I personally find this practice jarring and contrary to my sense of period aesthetic, in spite of its prominence. However, I find that abbrevature was also a period practice, and I hope in this article to present to the readership the two period alphabetical abbrevatures and their standards.

The first of these two alphabetic abbrevatures is in fact the first documented abbrevature at all for dance. It comes from the late 15th century basse danse manuals of the Burgundian school: Toulouze, Salisbury, Brussels, Moderne, and Copelande. Even Arbeau makes reference to the notation in his discussion of the basse danse in Orchesographie. In these texts the fairly limited step vocabulary was most often written under or above the music, usually the tenor but occasionally the melody, and figures were seldom discussed since these dances were almost entirely processional. The steps were represented by the following letters:

b = branle
d = double
q, 9 = continenza
r, 3 = reprise
R, = Reverance
s = simple

While there were several other steps propoer to the basse danse, they were not commonly represented by an alphabetic abbreviation.

The second alphabetic abbrevature appeared nearly a century after the first in the dance manual of Cesare Negri, Le Gratie d'Amore, from late 16th/early 17th century Milan. The steps of this period were far more varied and elaborate than those of the basse danses, and since figures had become important to these dances, the processional presumption of the basse danses was no longer appropriate. Now the abbreviations were nestled in text describing the figures and the nuances of movement and presenation; they were no longer a code, but a shorthand. By examining which steps merit the use of abbrevature, we can come to some idea as to which steps were favoured by dancers (and by choreographers) of the day.

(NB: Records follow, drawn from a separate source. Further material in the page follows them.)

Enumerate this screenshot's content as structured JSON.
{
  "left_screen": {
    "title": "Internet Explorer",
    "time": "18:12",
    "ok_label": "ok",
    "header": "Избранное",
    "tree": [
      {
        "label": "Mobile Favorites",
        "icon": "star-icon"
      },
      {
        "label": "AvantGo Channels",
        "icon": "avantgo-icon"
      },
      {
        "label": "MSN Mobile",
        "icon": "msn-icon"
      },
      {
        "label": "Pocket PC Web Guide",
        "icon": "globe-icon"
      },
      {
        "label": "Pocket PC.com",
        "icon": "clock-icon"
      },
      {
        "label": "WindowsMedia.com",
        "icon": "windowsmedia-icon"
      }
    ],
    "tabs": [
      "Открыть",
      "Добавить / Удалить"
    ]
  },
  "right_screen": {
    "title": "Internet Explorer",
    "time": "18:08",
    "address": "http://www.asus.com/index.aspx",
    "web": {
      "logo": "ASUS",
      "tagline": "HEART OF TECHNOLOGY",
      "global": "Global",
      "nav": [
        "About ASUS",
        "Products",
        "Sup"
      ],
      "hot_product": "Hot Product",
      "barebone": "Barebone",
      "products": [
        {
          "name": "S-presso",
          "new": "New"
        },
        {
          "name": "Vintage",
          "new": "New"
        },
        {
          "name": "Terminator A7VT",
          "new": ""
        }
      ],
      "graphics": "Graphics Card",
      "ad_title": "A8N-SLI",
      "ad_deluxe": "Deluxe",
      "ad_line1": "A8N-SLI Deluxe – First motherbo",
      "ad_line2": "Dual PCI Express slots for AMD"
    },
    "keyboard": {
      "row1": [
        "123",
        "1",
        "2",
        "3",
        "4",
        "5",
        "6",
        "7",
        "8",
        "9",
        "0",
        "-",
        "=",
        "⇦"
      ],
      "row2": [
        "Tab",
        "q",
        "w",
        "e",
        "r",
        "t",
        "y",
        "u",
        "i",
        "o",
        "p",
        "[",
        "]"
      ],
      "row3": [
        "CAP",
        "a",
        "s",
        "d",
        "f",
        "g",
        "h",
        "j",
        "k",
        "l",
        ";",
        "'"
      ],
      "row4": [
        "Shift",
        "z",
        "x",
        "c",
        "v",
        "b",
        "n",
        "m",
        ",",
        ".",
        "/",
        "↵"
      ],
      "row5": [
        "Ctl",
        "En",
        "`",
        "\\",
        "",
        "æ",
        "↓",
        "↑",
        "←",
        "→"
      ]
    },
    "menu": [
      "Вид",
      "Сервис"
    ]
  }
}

The steps which received abbrevature include:

.c. = Continenza
.D. = Doppio
.F. = Fioretto in Saltino
.P. = Passo Grave
.P. = Puntato
.R. = Ripresa
.R. = Riverenza
.S. = Seguito Ordinario
SC. = Seguito Scorso
.SF. = Seguito Finto
.SP. = Fioretto Spezzato
.T. = Trabucchetto

It is interesting that direction and figure were never committed to shorthand or abbrevature in period, at least so far as I have been able to determine. Not even in the shortest and sloppiest of the Inns of Court manuscripts have I seen figures or direction arrows scrawled in. That practice had to wait for Monsieur Feuillet to develop his elaborate notation for recording Baroque dance in the late 17th century.

So, while the use of abbrevature may in fact be period, the super-abbrevatures in curent vogue are not. A certain superior stodginess on my part would appear to be justified. Now if I could only figure out what I meant myself to understand by the abbreviation ".qx." in my notes from the Early Dance Institute at Goucher last year...

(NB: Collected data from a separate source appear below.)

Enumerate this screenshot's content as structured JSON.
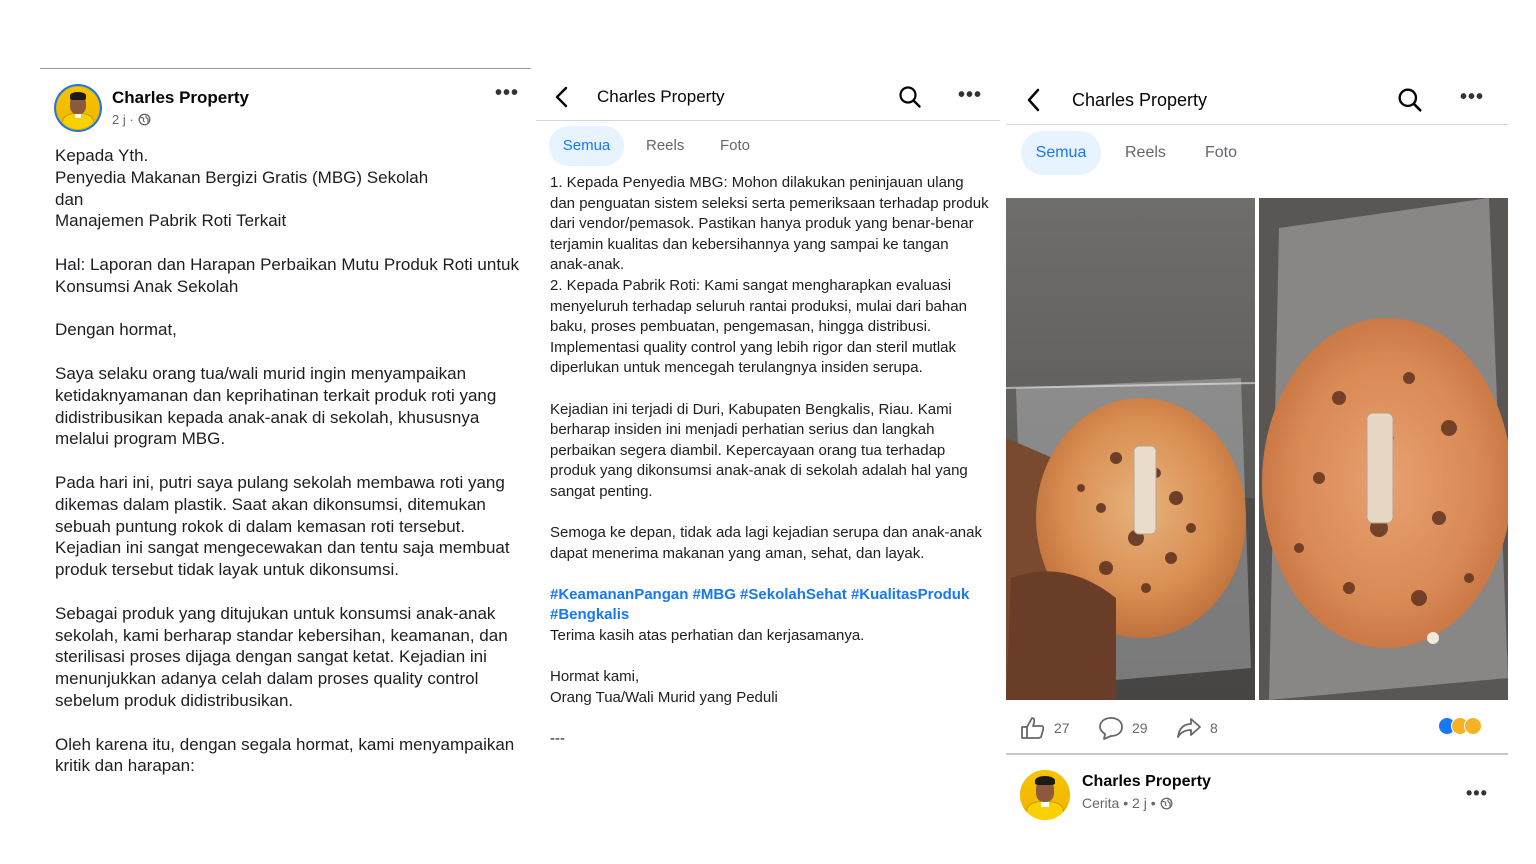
{
  "post_left": {
    "author": "Charles Property",
    "time": "2 j ·",
    "paragraphs": [
      "Kepada Yth.\nPenyedia Makanan Bergizi Gratis (MBG) Sekolah\ndan\nManajemen Pabrik Roti Terkait",
      "Hal: Laporan dan Harapan Perbaikan Mutu Produk Roti untuk Konsumsi Anak Sekolah",
      "Dengan hormat,",
      "Saya selaku orang tua/wali murid ingin menyampaikan ketidaknyamanan dan keprihatinan terkait produk roti yang didistribusikan kepada anak-anak di sekolah, khususnya melalui program MBG.",
      "Pada hari ini, putri saya pulang sekolah membawa roti yang dikemas dalam plastik. Saat akan dikonsumsi, ditemukan sebuah puntung rokok di dalam kemasan roti tersebut. Kejadian ini sangat mengecewakan dan tentu saja membuat produk tersebut tidak layak untuk dikonsumsi.",
      "Sebagai produk yang ditujukan untuk konsumsi anak-anak sekolah, kami berharap standar kebersihan, keamanan, dan sterilisasi proses dijaga dengan sangat ketat. Kejadian ini menunjukkan adanya celah dalam proses quality control sebelum produk didistribusikan.",
      "Oleh karena itu, dengan segala hormat, kami menyampaikan kritik dan harapan:"
    ]
  },
  "post_middle": {
    "header_title": "Charles Property",
    "tabs": [
      "Semua",
      "Reels",
      "Foto"
    ],
    "paragraphs": [
      "1. Kepada Penyedia MBG: Mohon dilakukan peninjauan ulang dan penguatan sistem seleksi serta pemeriksaan terhadap produk dari vendor/pemasok. Pastikan hanya produk yang benar-benar terjamin kualitas dan kebersihannya yang sampai ke tangan anak-anak.\n2. Kepada Pabrik Roti: Kami sangat mengharapkan evaluasi menyeluruh terhadap seluruh rantai produksi, mulai dari bahan baku, proses pembuatan, pengemasan, hingga distribusi. Implementasi quality control yang lebih rigor dan steril mutlak diperlukan untuk mencegah terulangnya insiden serupa.",
      "Kejadian ini terjadi di Duri, Kabupaten Bengkalis, Riau. Kami berharap insiden ini menjadi perhatian serius dan langkah perbaikan segera diambil. Kepercayaan orang tua terhadap produk yang dikonsumsi anak-anak di sekolah adalah hal yang sangat penting.",
      "Semoga ke depan, tidak ada lagi kejadian serupa dan anak-anak dapat menerima makanan yang aman, sehat, dan layak."
    ],
    "hashtags": "#KeamananPangan #MBG #SekolahSehat #KualitasProduk #Bengkalis",
    "thanks": "Terima kasih atas perhatian dan kerjasamanya.",
    "closing": "Hormat kami,\nOrang Tua/Wali Murid yang Peduli",
    "separator": "---"
  },
  "post_right": {
    "header_title": "Charles Property",
    "tabs": [
      "Semua",
      "Reels",
      "Foto"
    ],
    "likes": "27",
    "comments": "29",
    "shares": "8",
    "story_author": "Charles Property",
    "story_meta": "Cerita • 2 j •",
    "reaction_colors": [
      "#1877f2",
      "#f7b125",
      "#f7b125"
    ]
  }
}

Arbeau, Thoinot. Orchesography. Translated by Mary Stewart Evans with introduction and notes by Julia Sutton. New York: Dover, 1967.

Crane, Frederick. Materials for the Study of the Fifteenth Century Basse Danse. Brooklyn, N.Y.: Institute of Mediaeval Music, 1968.

Negri, Cesare. Le Gratie d'Amore. Milan: Ponti & Piccaglia, 1602; Facsimile reprint, New York: Broude Brothers, 1969.